Baton Blows is a reinvention of the Egyptian Surrealist Mayo’s 1937 Coups de Bâtons. Czupryn has been remarkably faithful to the original. His composition and battling forms are identical to Mayo’s; they just appear crisper without the patina of history.
Czupryn has appropriated the same symbolism the Egyptian Surrealists mobilised in their fight against the twin evils of fascism and colonialism. Mayo’s spindly, angular figures were not just born out the artist’s interest in the formal concerns of modernism but aimed at deconstructing the ‘ideal’ bodies of fascism and colonialism. The concrete fences which flank the scene are a jarring emblem of British oppression, they hem the fighters in and provide a brutish backdrop to this painful struggle.
Czupryn has pushed these elements to the fore. In his interpretation politics has acquired a quite literal materiality. It is a war waged between actual not abstract bodies, their physicality clear in the insistent wood grain on their surface. Here, wooden is not a byword for stiff, but instead represents some organic living (and livid) essence. The material is embedded with symbolic meaning: there is Egyptian mulberry wood, cedar from Lebanon. One reclining figure has been crafted in tamarisk – a wood traditionally used in the making of funeral caskets. The painting is shocking: every surface is depicted with Czupryn’s virtuosity, and an acuity that suggests the sharpness of fiction is truer than fact.

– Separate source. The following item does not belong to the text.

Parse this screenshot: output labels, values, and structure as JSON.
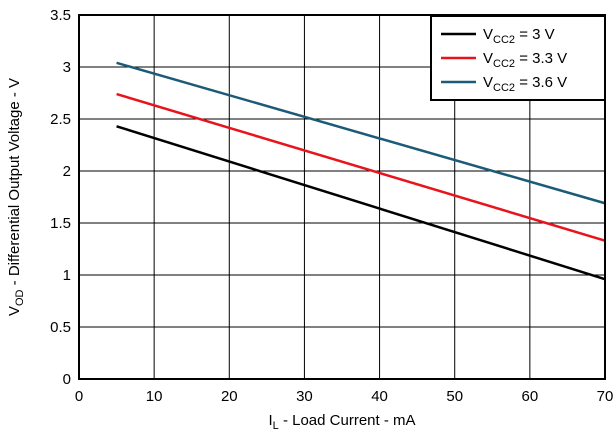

The sky is another departure from Mayo’s original work. These arcs of radiating tesserae have the appearance of a mosaic, but also recall pixels. This only adds to the surreality of the action, which becomes like a scene in a video game. Baton Blows thus calls up the digital forum in which political skirmishes now take place, from the initial waves of the Arab Spring which reverberated around twitter, to the Facebook ‘echo chambers’ of recent elections. Czupryn has painted a Coups des Bâtons for this century: a reminder that the past can come back to life with horrifying clarity and vigour, an uncanny resurrection of history.